Pacifici R, Rifas L, McCracken R, Avioli L V
Division of Endocrinology and Metabolism, Jewish Hospital of St. Louis, Missouri 63110.
Exp Gerontol. 1990;25(3-4):309-16. doi: 10.1016/0531-5565(90)90067-c.
Interleukin-1 (IL-1), a cytokine best known for its ability to stimulate lymphocyte proliferation, has recently been shown to stimulate bone resorption and modulate bone formation in vivo. Consequently, the authors have devised a series of studies to investigate the relationship between bone remodeling, menopause, and monocyte IL-1-secretion. In a first study, monocytes from osteoporotic patients were found to produce more IL-1 than monocytes from control subjects. IL-1 activity was also found to reflect histomorphometric indices of bone formation, but not of bone resorption. In a second study, devised to assess the effect of menopause on the relationship between IL-1 and bone turnover, a significant correlation was found between IL-1 and BGP in premenopausal osteoporotic women and osteoporotic men, but not in both postmenopausal osteoporotic subjects and normal subjects of either sex. In a third study, IL-1 from untreated postmenopausal women was found to be higher than in either untreated premenopausal or estrogen/progesterone-treated postmenopausal women. A significant negative correlation was found between IL-1 and years since menopause in both the healthy and osteoporotic postmenopausal women. Premenopausal IL-1 levels were achieved within eight years of menopause in the healthy but not in the osteoporotic subjects. In osteoporotic women, high IL-1 levels were evident as long as 15 years after menopause. IL-1 also correlated inversely with mineral density as measured by quantitative computer tomography. In prospective study, treatment with estrogen/progesterone caused a significant increase in IL-1 activity. This data indicates that monocyte IL-1 production mirrors the rate of bone turnover in both the healthy and osteoporotic patient, and that alteration in IL-1 production may underlie the postmenopausal acceleration of bone loss and its inhibition by ovarian steroids.
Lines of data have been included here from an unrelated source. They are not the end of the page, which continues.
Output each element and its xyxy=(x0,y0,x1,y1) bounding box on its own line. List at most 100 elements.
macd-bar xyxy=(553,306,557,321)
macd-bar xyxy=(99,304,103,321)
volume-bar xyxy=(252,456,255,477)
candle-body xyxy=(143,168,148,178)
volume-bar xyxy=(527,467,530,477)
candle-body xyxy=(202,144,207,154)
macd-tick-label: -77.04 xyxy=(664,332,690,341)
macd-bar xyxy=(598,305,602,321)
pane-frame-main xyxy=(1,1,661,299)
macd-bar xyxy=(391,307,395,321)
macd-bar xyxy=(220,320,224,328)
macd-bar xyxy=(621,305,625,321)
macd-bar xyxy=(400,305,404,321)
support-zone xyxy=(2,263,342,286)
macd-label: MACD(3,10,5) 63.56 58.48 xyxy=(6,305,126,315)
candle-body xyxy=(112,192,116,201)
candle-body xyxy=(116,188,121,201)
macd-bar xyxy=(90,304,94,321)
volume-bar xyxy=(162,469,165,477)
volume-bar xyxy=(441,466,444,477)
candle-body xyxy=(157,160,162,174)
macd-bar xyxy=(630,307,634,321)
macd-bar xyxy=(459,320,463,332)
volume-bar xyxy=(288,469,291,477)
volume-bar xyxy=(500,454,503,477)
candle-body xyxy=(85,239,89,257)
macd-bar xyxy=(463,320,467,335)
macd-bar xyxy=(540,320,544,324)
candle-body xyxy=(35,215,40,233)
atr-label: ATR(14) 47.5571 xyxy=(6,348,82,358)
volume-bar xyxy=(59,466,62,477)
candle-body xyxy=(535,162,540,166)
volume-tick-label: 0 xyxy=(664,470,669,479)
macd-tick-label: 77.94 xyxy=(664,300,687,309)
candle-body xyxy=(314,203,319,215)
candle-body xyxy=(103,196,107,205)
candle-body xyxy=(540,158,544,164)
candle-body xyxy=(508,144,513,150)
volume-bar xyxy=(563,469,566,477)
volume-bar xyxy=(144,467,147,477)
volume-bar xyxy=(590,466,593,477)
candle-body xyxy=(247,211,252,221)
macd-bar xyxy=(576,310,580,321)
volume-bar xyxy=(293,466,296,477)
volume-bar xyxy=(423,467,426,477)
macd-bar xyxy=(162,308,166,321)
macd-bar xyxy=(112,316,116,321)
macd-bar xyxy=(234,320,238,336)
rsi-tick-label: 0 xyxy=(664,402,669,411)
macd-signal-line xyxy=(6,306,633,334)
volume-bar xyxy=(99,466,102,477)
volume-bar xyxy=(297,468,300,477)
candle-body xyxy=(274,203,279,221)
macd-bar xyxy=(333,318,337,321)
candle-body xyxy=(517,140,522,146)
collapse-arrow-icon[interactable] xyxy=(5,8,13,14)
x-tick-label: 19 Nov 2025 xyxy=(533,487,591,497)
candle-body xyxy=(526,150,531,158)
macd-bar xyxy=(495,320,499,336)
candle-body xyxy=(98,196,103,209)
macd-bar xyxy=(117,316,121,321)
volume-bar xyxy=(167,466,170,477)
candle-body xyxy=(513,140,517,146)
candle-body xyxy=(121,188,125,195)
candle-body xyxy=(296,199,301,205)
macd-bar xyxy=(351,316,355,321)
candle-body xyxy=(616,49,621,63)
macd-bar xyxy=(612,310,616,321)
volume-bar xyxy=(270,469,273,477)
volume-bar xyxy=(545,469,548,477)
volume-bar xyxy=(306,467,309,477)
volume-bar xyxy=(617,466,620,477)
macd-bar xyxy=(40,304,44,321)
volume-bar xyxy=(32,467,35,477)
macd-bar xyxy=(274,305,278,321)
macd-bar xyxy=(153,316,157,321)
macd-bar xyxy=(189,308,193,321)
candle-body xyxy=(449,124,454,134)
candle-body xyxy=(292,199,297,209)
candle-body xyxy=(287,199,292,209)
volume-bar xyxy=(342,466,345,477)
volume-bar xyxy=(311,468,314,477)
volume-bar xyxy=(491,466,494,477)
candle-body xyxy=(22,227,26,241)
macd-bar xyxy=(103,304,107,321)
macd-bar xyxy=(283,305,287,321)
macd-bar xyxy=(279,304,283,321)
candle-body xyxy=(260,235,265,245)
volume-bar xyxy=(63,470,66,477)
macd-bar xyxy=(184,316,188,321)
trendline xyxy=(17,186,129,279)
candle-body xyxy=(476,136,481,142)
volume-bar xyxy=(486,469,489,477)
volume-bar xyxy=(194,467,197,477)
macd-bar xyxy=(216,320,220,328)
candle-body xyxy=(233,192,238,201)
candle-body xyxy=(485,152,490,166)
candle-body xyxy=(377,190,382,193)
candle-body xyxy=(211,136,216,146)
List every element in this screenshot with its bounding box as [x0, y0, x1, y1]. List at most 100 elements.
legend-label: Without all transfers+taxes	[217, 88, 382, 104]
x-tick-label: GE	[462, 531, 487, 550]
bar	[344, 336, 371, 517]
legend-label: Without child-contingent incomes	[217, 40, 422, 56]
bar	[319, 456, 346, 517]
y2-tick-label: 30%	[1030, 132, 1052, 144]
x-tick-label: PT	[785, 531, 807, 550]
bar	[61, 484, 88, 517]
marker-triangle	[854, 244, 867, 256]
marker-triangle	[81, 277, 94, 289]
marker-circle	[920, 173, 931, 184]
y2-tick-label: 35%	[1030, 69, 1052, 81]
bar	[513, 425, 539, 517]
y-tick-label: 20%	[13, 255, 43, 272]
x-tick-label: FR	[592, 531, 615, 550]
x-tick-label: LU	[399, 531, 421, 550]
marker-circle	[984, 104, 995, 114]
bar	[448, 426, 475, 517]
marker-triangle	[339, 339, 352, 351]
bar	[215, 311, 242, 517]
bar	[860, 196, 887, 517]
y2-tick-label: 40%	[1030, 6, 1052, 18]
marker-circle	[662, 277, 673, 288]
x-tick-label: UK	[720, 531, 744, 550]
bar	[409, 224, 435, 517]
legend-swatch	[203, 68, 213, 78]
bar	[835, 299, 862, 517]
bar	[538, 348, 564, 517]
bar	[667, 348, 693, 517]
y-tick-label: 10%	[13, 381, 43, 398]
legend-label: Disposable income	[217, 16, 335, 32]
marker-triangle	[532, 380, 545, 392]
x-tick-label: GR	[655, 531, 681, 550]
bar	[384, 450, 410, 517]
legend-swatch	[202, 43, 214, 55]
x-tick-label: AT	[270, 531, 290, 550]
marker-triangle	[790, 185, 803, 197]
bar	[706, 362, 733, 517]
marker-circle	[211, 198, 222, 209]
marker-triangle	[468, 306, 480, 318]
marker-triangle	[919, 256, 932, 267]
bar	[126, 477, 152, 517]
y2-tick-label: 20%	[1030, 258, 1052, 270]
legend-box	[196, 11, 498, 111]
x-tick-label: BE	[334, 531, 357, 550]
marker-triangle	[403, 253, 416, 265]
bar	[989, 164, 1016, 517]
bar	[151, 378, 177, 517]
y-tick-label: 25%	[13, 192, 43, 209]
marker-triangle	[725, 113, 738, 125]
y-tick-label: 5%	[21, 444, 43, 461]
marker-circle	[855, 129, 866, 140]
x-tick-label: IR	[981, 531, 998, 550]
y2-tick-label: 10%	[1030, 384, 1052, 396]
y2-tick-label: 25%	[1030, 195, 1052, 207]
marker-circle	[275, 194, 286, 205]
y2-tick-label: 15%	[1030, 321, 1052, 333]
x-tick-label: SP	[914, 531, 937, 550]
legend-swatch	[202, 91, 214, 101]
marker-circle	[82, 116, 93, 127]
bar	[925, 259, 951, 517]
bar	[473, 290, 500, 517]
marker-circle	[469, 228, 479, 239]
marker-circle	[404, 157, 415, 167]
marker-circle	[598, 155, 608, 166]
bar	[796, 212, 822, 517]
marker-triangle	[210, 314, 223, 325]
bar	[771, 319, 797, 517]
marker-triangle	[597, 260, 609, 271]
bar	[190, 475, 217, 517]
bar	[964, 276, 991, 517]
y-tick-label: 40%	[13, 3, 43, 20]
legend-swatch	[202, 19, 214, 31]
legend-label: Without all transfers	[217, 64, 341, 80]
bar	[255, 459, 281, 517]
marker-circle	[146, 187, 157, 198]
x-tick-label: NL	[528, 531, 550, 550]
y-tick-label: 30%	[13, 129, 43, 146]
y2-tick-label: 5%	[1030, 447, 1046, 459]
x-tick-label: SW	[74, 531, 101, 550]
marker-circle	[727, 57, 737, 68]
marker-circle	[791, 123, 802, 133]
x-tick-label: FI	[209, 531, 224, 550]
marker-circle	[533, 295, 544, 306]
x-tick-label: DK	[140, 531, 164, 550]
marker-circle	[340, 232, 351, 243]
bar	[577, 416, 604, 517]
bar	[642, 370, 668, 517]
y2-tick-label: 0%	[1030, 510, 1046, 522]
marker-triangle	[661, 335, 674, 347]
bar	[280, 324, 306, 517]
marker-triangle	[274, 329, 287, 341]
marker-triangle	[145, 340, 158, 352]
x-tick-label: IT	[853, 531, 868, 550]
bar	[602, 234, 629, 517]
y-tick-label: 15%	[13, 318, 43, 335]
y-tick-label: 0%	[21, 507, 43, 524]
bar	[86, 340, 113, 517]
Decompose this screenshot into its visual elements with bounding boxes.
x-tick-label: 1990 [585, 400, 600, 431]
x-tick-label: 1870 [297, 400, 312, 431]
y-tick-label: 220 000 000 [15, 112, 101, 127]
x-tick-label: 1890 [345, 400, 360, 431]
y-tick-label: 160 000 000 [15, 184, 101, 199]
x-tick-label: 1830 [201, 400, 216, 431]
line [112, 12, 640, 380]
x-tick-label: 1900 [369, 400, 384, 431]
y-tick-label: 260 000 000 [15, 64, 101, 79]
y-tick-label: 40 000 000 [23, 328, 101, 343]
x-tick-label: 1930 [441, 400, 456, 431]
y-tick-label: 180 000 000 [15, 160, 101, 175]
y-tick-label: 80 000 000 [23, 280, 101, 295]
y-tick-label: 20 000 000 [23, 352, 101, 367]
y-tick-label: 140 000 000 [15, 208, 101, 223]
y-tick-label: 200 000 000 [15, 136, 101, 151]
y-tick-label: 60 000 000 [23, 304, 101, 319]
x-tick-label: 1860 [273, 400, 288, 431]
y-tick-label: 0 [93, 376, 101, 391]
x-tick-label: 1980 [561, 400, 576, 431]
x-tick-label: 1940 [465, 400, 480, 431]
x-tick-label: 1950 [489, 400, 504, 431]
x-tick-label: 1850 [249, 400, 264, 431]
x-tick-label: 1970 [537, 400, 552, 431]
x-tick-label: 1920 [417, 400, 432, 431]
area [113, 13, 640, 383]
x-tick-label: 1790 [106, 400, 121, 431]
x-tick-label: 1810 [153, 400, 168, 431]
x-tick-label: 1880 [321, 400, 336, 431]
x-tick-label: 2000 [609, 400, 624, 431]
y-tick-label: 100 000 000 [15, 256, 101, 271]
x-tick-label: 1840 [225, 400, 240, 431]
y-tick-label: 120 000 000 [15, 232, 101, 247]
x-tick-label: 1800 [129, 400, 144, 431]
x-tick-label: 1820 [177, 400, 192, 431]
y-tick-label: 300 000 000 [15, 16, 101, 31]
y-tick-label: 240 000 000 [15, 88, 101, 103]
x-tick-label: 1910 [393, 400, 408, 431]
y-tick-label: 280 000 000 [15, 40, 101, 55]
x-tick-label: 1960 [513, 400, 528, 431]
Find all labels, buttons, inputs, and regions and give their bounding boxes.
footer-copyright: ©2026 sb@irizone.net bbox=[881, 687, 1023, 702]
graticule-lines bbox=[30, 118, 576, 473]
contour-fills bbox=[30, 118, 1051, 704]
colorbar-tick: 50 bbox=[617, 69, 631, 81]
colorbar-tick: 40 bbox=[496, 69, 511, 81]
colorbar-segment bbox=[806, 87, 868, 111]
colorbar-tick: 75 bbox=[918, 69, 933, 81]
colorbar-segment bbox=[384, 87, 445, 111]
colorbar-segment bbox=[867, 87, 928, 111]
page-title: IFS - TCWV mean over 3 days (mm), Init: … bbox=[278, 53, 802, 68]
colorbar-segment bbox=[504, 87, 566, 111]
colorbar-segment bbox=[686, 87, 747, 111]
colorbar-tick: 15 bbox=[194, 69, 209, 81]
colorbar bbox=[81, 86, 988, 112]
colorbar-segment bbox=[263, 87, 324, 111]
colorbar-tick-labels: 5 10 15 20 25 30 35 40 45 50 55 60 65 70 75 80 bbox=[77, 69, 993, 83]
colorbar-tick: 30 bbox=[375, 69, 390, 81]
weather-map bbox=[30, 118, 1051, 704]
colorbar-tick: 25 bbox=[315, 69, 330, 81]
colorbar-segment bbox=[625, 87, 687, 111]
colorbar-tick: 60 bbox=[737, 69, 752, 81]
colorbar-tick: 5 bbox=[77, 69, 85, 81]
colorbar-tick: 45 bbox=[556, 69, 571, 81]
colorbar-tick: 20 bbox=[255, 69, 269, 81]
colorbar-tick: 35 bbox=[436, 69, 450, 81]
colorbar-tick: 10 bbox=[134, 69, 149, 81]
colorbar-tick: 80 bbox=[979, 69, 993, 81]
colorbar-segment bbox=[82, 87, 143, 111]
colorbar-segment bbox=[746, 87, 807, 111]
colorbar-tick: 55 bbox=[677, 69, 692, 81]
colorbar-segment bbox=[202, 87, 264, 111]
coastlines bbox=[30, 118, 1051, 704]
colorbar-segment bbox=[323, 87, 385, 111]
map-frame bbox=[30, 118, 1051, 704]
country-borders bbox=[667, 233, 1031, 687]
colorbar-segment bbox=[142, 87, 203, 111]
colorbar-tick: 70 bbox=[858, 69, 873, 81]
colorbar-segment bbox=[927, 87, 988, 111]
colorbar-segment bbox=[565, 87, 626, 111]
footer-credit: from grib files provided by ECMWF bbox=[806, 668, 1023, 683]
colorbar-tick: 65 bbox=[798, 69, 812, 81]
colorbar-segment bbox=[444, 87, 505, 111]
白细胞介素-1(IL-1)是一种以刺激淋巴细胞增殖能力而闻名的细胞因子,最近已被证明能在体内刺激骨吸收并调节骨形成。因此,作者设计了一系列研究来调查骨重塑、绝经和单核细胞IL-1分泌之间的关系。在第一项研究中,发现骨质疏松患者的单核细胞比对照组受试者的单核细胞产生更多的IL-1。还发现IL-1活性反映了骨形成的组织形态计量学指标,但不反映骨吸收的指标。在第二项旨在评估绝经对IL-1与骨转换关系影响的研究中,发现绝经前骨质疏松女性和骨质疏松男性的IL-1与骨钙素之间存在显著相关性,但绝经后骨质疏松受试者和任何性别的正常受试者中均未发现这种相关性。在第三项研究中,发现未治疗的绝经后女性的IL-1高于未治疗的绝经前女性或接受雌激素/孕激素治疗的绝经后女性。在健康和骨质疏松的绝经后女性中,均发现IL-1与绝经后的年限之间存在显著负相关。健康女性在绝经后八年内达到绝经前的IL-1水平,而骨质疏松患者则未达到。在骨质疏松女性中,绝经后长达15年都有明显的高IL-1水平。IL-1也与通过定量计算机断层扫描测量的矿物质密度呈负相关。在前瞻性研究中,雌激素/孕激素治疗导致IL-1活性显著增加。这些数据表明,单核细胞IL-1的产生反映了健康和骨质疏松患者的骨转换率,并且IL-1产生的改变可能是绝经后骨丢失加速及其受卵巢类固醇抑制的基础。